Responding to ADR’s plea seeking a direction to it to upload polling station-wise voter turnout data on its website within 48 hours of conclusion of polling for each phase of the Lok Sabha elections, the poll panel asserted, “There is neither delay nor difference in percentage of voter turnout data, more than what is inbuilt into the process, scale and magnitude in play.”

On May 10, ADR had filed an interim application in its 2019 PIL seeking directions to the poll panel that “scanned legible copies of Form 17C Part-I (Account of Votes Recorded)” of all polling stations be uploaded immediately after the polls.

However, in an affidavit filed in the top court, the EC said, “There is no legal mandate to provide Form-17 to any person other than the candidate or his agent. The petitioner is trying to create an entitlement when none exists in the law by way of filing an application in the middle of the election period.”

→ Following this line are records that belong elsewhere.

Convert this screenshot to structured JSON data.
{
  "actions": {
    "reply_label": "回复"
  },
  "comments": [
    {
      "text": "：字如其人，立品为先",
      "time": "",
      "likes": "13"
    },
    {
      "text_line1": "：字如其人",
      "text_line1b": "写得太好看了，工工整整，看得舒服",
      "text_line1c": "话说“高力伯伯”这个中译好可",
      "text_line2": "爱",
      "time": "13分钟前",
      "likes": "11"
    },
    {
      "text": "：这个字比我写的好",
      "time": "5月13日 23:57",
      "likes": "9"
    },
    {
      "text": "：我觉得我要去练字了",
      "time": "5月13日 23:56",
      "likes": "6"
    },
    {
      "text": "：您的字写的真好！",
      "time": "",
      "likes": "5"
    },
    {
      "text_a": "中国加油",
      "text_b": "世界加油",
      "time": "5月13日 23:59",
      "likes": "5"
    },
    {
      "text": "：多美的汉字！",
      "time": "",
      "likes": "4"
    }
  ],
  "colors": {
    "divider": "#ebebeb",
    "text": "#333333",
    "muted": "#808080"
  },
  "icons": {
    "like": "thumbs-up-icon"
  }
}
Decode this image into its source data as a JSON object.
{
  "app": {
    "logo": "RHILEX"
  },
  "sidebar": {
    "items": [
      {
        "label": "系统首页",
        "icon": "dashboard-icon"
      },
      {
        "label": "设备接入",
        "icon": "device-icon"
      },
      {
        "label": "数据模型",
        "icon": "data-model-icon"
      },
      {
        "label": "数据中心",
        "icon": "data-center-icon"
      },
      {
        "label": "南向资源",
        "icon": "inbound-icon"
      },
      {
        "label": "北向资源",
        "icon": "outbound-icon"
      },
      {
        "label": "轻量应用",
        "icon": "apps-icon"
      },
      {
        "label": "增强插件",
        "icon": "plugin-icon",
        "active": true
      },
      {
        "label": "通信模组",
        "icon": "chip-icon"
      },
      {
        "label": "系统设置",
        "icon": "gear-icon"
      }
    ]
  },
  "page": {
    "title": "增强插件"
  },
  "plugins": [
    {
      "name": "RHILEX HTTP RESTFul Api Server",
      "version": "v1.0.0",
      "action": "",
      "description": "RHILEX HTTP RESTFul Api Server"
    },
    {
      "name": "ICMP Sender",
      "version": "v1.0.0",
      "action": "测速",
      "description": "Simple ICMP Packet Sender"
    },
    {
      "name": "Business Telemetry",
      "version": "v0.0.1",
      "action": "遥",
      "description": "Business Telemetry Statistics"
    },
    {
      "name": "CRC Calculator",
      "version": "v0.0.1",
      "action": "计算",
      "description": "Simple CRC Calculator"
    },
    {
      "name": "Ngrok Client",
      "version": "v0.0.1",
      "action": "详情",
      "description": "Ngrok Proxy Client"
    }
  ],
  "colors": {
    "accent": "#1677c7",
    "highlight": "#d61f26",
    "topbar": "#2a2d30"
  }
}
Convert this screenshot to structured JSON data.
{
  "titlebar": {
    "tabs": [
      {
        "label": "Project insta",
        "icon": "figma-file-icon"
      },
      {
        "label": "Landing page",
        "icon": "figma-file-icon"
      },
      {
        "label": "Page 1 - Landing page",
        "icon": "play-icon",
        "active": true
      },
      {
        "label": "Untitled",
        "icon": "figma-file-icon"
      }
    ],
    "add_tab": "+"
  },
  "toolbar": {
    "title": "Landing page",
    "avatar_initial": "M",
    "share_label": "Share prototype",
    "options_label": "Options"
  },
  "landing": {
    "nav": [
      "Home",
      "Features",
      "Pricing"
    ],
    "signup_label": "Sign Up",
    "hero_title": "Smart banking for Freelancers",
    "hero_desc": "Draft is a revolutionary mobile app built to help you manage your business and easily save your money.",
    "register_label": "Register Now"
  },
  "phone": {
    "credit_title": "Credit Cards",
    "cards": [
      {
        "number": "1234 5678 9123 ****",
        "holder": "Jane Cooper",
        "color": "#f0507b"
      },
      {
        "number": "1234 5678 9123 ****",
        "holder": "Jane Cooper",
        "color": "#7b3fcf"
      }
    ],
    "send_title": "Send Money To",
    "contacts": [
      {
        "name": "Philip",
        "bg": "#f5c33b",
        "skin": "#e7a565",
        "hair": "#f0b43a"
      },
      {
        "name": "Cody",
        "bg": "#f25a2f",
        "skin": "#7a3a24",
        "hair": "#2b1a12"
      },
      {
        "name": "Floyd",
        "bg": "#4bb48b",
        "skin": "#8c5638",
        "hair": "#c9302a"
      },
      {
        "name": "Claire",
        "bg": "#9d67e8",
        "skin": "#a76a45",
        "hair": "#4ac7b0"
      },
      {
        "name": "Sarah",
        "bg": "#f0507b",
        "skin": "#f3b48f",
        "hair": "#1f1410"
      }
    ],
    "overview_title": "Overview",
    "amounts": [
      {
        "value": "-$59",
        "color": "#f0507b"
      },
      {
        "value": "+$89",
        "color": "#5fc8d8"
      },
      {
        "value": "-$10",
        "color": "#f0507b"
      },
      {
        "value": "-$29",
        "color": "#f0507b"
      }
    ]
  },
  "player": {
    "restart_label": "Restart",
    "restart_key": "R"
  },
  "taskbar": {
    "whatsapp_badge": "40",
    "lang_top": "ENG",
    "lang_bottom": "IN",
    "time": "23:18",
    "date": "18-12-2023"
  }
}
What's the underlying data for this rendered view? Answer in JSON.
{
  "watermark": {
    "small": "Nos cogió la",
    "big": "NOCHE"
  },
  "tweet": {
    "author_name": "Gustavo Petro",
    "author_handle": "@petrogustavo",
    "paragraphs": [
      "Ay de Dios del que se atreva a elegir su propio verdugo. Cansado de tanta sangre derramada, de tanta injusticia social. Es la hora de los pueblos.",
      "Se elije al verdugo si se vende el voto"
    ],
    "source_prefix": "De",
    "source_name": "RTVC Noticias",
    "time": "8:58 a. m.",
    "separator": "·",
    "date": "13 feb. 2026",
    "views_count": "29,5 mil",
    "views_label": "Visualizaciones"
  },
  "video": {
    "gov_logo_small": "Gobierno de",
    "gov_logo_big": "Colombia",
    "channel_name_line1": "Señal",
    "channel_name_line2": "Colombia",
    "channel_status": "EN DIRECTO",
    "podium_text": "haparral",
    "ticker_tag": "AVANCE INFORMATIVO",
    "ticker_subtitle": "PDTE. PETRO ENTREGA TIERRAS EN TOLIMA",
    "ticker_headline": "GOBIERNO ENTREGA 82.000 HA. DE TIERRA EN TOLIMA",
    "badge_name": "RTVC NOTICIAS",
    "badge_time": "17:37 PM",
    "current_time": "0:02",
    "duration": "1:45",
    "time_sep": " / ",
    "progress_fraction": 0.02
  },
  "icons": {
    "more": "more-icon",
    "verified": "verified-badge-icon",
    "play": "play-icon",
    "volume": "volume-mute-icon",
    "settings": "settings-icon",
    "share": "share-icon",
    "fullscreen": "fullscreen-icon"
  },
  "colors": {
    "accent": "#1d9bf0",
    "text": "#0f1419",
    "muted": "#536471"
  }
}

The poll panel said that voter turnout disclosures are made through statutory i.e. Form-17 furnished to candidates or his agents and non-statutory methods such as its voter turnout app, website and press releases which are continuously updated at an interval of two hours on polling day — the last being at 11.45 hours after waiting for the maximum number of parties to return.

It said, “Next day scrutiny of polling station level records is conducted before candidates. Voter turnout app continuously keeps reflecting data on live basis. On the other hand, Form 17-C is given to agents of candidates after the close of poll on polling day itself as per the statutory requirement and the information in Form 17-C gets set in stone.”

Petition was based on “baseless suspicion” and the petitioner had not approached the court with clean hands, it submitted.